Richard Fayerweather Babcock (1887-1954) - Mosinee Paper Company Advertising Poster AP1181
Designed by one of the giants of American advertising art for one of the giants of the paper industry (still in business today as part of the Wausau company). c 1930
Mounted on board. Measures 15 1/2" x 22 1/8".

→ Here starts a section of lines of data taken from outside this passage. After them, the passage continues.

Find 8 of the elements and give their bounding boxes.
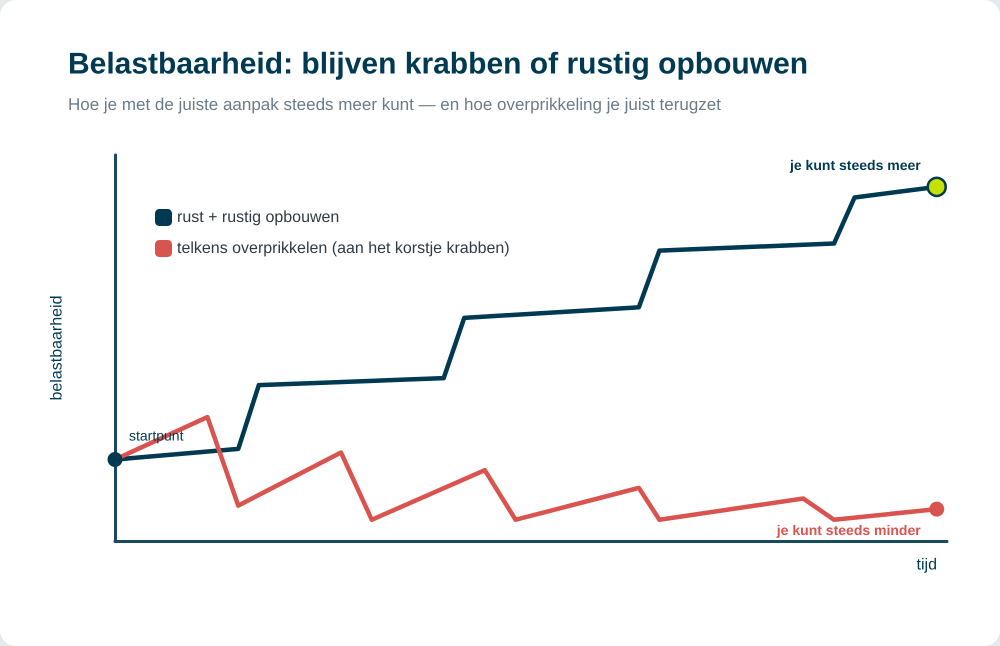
x-axis-title: tijd (916, 556, 937, 574)
legend-label: rust + rustig opbouwen (177, 209, 340, 226)
text: je kunt steeds meer (788, 156, 922, 173)
chart-subtitle: Hoe je met de juiste aanpak steeds meer kunt — en hoe overprikkeling je juist terugzet (68, 95, 722, 114)
annotation: je kunt steeds minder (776, 522, 922, 538)
chart-title: Belastbaarheid: blijven krabben of rustig opbouwen (68, 48, 808, 80)
y-axis-title: belastbaarheid (48, 296, 66, 400)
legend-label: telkens overprikkelen (aan het korstje krabben) (177, 240, 510, 257)
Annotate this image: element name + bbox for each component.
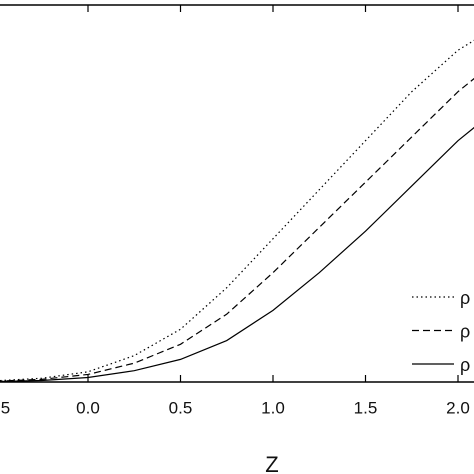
legend-label: ρ bbox=[460, 321, 470, 341]
x-tick-label: 0.5 bbox=[169, 398, 193, 417]
series-line bbox=[0, 77, 474, 382]
x-axis-label: Z bbox=[265, 452, 278, 474]
x-tick-label: -0.5 bbox=[0, 398, 10, 417]
legend-label: ρ bbox=[460, 288, 470, 308]
legend-label: ρ bbox=[460, 355, 470, 375]
x-tick-label: 1.5 bbox=[354, 398, 378, 417]
series-line bbox=[0, 126, 474, 383]
x-tick-label: 1.0 bbox=[261, 398, 285, 417]
x-tick-label: 0.0 bbox=[76, 398, 100, 417]
plot-frame bbox=[0, 4, 474, 383]
series-line bbox=[0, 39, 474, 382]
x-tick-label: 2.0 bbox=[446, 398, 470, 417]
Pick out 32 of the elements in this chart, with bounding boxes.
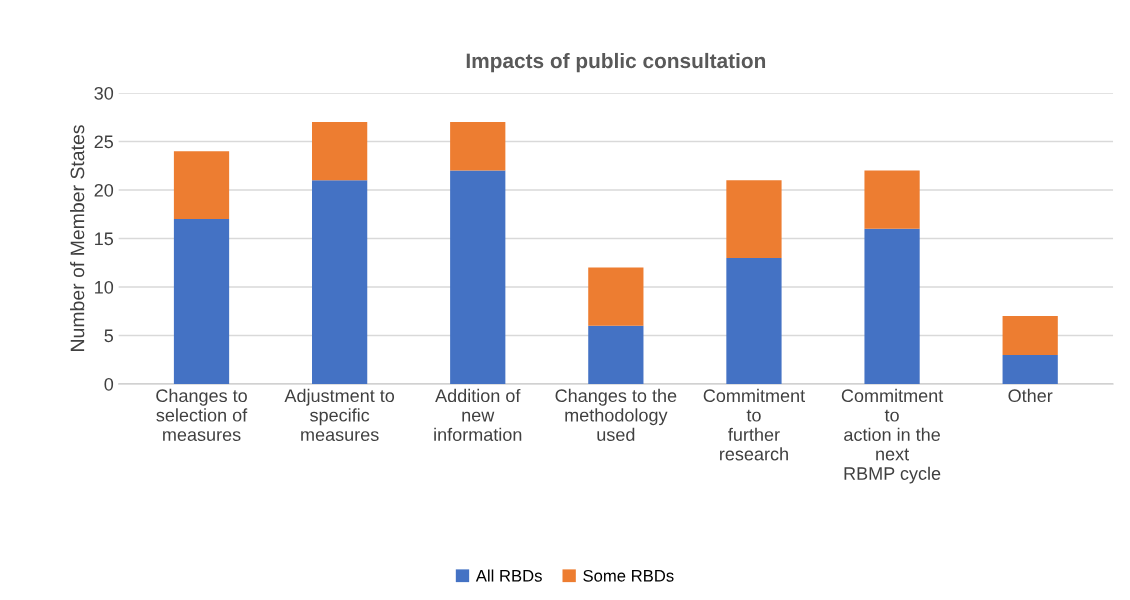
x-tick-label: Commitment to further research xyxy=(703,388,805,461)
bar xyxy=(588,267,644,326)
chart-title: Impacts of public consultation xyxy=(466,52,766,73)
bar xyxy=(726,180,782,258)
bar xyxy=(1002,354,1058,384)
bar xyxy=(312,122,368,181)
y-tick-label: 10 xyxy=(95,280,114,294)
y-tick-label: 20 xyxy=(94,183,114,197)
bar xyxy=(312,180,368,384)
x-tick-label: Addition of new information xyxy=(434,388,522,442)
x-tick-label: Changes to the methodology used xyxy=(555,388,677,442)
x-tick-label: Changes to selection of measures xyxy=(156,388,248,442)
y-tick-label: 30 xyxy=(94,86,114,100)
legend-label: All RBDs xyxy=(475,569,542,582)
legend-label: Some RBDs xyxy=(583,569,674,582)
y-tick-label: 25 xyxy=(94,135,114,149)
y-axis-title: Number of Member States xyxy=(70,125,85,351)
x-tick-label: Commitment to action in the next RBMP cycle xyxy=(841,388,944,484)
x-tick-label: Other xyxy=(1008,388,1053,403)
bar xyxy=(450,122,506,171)
x-tick-label: Adjustment to specific measures xyxy=(284,388,395,442)
bar xyxy=(864,228,920,384)
bar xyxy=(450,170,506,384)
bar xyxy=(173,151,230,220)
bar xyxy=(588,325,644,384)
y-tick-label: 0 xyxy=(104,377,114,391)
bar xyxy=(864,170,920,229)
y-tick-label: 5 xyxy=(104,329,114,343)
bar xyxy=(173,219,230,384)
bar xyxy=(1002,316,1058,355)
bar xyxy=(726,257,782,384)
y-tick-label: 15 xyxy=(95,232,114,246)
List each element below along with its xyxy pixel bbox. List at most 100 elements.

Illustrator, painter, muralist and educator Richard Fayerweather Babcock’s long career was notable for his illustrations for encyclopedias, advertising and World War I propaganda posters. Born in Denmark, Iowa in 1887, Babcock was educated at the Art Students League in New York City, the School of the Art Institute of Chicago, two art schools in Munich, Germany and in Spain. While in Europe, Babcock focused on poster design. He began living in the Chicago suburb of Evanston, Ill., in 1913, and would live there for most of the rest of his life. He designed posters for the Navy Department during World War I, including a 1917 poster showing a sailor riding a torpedo. He joined the faculty of the Art Institute’s School in 1918 to teach poster design. He resigned in 1922 and may have lived for a time in Pittsburgh. The Art Institute mounted an exhibition of Babcock’s watercolors and “decorations” in the summer of 1924, and later that year he rejoined the faculty of the Art Institute’s School, teaching illustration and commercial art. Over the following years he exhibited in Chicago and Indianapolis. His career as an educator also included teaching at the Chicago Academy of Fine Arts. Babcock created illustrations for the Encyclopedia Britannica, the World Book encyclopedia and Compton’s Encyclopedia. His murals include “Wilderness, Winter River Scene” (1934) for the Legler Branch of the Chicago Public Library, depicting Father Jacques Marquette (1637-1675) and Native Americans, and “Russians Outside Port Arthur” for the U. S. Grant Hotel in San Diego. His advertising art included an illustrated booklet in 1930 for the “Golden State Limited” train that ran from Chicago to Los Angeles. Babcock was also a musician; he was a founder of the Chicago Business Men’s Symphony Orchestra in 1921 (later the Chicago Metropolitan Symphony Orchestra) and a member of the National Association of Amateur Chamber Music Players. His artistic memberships included Chicago’s Cliff Dweller’s Club, Art Students League, Water Color Club, Society of Painters and Sculptors and Art Guild. He died in Evanston in 1954l (TNB 1/2018) Selected bibliography" Hughes, Edan Milton. “Babcock, Richard Fayerweather,” in Artists in California 1786-1940. 3rd edition, 2 vols. Sacramento: Crocker Art Museum, 2002.